Blog

Jul 06, 2017

Last fall, a report by the Center for American Progress received significant media attention and raised awareness of an important concept regarding equity for U.S. children: the child care desert. A child care desert refers to an area with no or limited availability of child care centers for young children. The report sparked public conversation about the issue of geographic access to child care. Yet supply of child care centers and geographic location are just two of many elements in the complex issue of access to early care and education.

To address problems with access to child care, those working on the issue need a common definition of access. Providing access isn’t as simple as ensuring that every child has a spot. It’s an issue with multiple dimensions and barriers to consider.

Child Trends’ recent report on child care access is a tool researchers and policymakers can use to identify and assess the multiple dimensions of access. The report includes a definition of access taking families into account: access to early care and education (ECE) is “when parents, with reasonable effort and affordability, can enroll their child in an arrangement that supports the child’s development and meets the parents’ needs.

A family-based perspective addresses four dimensions of ECE access:

  1. Reasonable effort (i.e., the level of effort a family needs to exert to learn about and enroll in ECE): This dimension includes measurable indicators such as geographical location, supply of ECE programs, and availability of information about ECE programs.
  2. Affordability: This refers to indicators such as parents’ financial contribution, subsidies and scholarships, advertised price (i.e., the price families are told they will need to pay, before considering financial supports such as subsidies), and programs’ expenses for providing ECE.
  3. Supporting the child’s development: This dimension includes indicators such as quality designations (e.g., state QRIS ratings), specialized services, language of instruction, and stability of ECE.
  4. Meeting the parents’ needs: This includes parents’ preferred type of program, availability of transportation, and hours of operation.
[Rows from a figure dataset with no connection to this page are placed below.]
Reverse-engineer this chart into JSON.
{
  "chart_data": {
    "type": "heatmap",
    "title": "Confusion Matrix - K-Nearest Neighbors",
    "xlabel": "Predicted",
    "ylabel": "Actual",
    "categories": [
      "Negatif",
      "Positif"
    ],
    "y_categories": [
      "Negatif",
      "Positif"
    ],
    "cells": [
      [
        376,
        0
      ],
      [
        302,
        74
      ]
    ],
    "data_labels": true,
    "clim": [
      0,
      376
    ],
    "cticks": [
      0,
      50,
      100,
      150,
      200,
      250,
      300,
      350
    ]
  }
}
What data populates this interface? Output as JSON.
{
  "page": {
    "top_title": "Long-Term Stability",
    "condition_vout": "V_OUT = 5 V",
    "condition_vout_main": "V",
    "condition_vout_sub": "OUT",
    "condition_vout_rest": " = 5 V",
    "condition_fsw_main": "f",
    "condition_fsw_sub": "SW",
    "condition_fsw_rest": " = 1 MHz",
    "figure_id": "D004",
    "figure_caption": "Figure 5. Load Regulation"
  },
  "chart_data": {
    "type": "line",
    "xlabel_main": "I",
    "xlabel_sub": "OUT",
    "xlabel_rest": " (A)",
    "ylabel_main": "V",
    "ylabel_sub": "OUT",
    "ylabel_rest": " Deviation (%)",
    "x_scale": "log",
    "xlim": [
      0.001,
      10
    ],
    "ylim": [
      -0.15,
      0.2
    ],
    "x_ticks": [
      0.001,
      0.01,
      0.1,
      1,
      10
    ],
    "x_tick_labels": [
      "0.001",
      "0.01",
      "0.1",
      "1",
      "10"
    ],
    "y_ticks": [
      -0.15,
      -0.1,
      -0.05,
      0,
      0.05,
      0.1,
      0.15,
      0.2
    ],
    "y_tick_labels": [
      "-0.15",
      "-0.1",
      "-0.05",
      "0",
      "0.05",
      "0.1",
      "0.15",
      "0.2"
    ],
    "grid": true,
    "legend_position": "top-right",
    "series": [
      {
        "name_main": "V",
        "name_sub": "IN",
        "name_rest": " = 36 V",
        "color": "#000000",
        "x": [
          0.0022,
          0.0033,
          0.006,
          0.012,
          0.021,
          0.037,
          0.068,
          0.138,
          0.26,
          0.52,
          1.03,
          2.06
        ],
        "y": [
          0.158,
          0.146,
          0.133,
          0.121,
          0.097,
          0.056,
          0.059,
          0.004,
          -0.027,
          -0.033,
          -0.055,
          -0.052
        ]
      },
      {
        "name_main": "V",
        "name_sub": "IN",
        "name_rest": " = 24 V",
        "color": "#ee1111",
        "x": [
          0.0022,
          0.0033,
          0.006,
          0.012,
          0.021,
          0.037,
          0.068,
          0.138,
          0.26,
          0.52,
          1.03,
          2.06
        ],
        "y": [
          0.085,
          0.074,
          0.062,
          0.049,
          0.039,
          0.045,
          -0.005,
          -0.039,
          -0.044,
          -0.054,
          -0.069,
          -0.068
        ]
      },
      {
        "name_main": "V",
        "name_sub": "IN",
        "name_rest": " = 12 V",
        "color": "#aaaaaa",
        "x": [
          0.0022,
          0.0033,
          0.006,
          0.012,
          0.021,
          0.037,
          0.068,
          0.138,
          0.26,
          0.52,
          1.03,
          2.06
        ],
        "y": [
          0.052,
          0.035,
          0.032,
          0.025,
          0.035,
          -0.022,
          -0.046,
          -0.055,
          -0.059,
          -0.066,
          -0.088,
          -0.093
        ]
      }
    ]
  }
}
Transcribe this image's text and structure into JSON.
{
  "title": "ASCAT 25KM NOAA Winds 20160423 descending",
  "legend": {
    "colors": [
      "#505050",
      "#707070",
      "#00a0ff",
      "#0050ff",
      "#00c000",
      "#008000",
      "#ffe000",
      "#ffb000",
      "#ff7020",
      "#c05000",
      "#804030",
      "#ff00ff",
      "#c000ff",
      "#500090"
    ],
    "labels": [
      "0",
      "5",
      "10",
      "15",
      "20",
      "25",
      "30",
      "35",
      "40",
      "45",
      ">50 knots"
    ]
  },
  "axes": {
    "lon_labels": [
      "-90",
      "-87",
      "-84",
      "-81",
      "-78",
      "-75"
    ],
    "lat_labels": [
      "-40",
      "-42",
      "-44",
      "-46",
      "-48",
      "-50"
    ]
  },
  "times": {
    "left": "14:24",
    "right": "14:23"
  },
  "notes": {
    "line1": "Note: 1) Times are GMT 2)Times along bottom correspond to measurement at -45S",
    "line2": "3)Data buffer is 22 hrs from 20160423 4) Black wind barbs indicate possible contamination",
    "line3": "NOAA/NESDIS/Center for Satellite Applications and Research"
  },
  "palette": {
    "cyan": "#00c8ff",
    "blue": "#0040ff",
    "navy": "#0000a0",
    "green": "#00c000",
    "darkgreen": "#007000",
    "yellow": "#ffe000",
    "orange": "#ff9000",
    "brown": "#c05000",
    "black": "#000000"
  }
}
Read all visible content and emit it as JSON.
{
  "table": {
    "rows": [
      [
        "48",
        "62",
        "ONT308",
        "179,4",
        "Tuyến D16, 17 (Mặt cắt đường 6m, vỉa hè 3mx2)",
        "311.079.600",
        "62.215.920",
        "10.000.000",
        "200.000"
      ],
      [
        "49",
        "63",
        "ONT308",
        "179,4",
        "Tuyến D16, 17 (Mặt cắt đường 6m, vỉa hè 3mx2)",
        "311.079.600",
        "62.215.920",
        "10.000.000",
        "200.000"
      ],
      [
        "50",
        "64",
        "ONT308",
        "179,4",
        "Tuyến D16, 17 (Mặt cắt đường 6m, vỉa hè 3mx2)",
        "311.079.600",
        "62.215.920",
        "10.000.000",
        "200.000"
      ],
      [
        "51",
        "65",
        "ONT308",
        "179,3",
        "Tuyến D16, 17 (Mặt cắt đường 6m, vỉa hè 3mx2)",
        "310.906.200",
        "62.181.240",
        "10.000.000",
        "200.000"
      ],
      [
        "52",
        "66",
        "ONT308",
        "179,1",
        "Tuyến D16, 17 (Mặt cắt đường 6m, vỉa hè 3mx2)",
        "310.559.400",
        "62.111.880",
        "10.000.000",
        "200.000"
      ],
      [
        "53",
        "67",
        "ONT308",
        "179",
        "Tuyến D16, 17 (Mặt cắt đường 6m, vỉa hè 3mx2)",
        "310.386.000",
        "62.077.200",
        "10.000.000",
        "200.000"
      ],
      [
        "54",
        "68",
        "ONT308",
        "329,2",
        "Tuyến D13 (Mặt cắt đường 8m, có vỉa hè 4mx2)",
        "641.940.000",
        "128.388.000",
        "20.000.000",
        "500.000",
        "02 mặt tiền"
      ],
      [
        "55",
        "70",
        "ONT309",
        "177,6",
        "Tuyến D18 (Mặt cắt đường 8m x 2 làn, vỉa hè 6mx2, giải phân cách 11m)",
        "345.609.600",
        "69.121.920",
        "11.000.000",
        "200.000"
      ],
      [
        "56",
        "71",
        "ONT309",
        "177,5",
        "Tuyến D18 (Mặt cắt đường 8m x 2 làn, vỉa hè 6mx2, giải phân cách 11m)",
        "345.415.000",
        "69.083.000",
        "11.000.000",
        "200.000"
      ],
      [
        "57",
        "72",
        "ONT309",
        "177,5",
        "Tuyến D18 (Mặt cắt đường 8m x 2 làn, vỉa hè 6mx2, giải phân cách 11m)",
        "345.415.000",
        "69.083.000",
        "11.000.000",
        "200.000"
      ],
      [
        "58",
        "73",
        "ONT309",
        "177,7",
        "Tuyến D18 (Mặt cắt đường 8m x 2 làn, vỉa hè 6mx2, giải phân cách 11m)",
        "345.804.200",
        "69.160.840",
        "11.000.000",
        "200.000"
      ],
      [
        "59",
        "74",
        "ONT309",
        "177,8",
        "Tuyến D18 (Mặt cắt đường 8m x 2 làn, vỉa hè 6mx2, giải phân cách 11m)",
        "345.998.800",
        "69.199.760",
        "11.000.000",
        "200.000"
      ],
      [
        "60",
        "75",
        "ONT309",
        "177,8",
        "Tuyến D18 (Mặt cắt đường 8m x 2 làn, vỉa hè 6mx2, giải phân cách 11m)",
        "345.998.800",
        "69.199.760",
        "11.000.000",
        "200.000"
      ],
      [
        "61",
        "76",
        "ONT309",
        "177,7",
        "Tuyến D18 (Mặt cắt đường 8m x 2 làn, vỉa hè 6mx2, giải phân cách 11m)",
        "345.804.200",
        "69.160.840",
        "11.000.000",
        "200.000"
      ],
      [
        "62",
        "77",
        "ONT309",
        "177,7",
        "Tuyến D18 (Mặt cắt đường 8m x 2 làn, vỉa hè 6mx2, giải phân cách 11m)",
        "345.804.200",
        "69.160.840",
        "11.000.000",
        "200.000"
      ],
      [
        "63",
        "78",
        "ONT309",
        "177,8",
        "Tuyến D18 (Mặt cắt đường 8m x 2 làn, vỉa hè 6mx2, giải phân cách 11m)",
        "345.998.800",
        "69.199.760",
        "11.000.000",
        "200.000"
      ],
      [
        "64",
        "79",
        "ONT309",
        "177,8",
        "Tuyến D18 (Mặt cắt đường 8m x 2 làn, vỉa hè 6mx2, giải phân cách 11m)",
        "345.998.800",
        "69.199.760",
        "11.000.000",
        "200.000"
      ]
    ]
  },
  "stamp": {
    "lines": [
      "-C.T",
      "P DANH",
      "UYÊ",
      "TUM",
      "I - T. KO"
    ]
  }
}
The Access Guidebook provides a detailed approach to measuring the indicators of access, including examples of data sources and research questions. This data is necessary to identify and address child care shortages and address other issues. For example, researchers and policymakers can focus on immigrant families by examining how many programs at each quality level offer child care services in a language other than English. They can focus on low-income families by examining what percentage of ECE programs that are eligible to receive subsidies serve at least one subsidy-receiving child.

Access to child care is a complex issue and its definition is being refined. However, recent research has improved our understanding of this issue, enabling researchers and policymakers to better measure and address barriers to access to high-quality care for the children and families who need it most.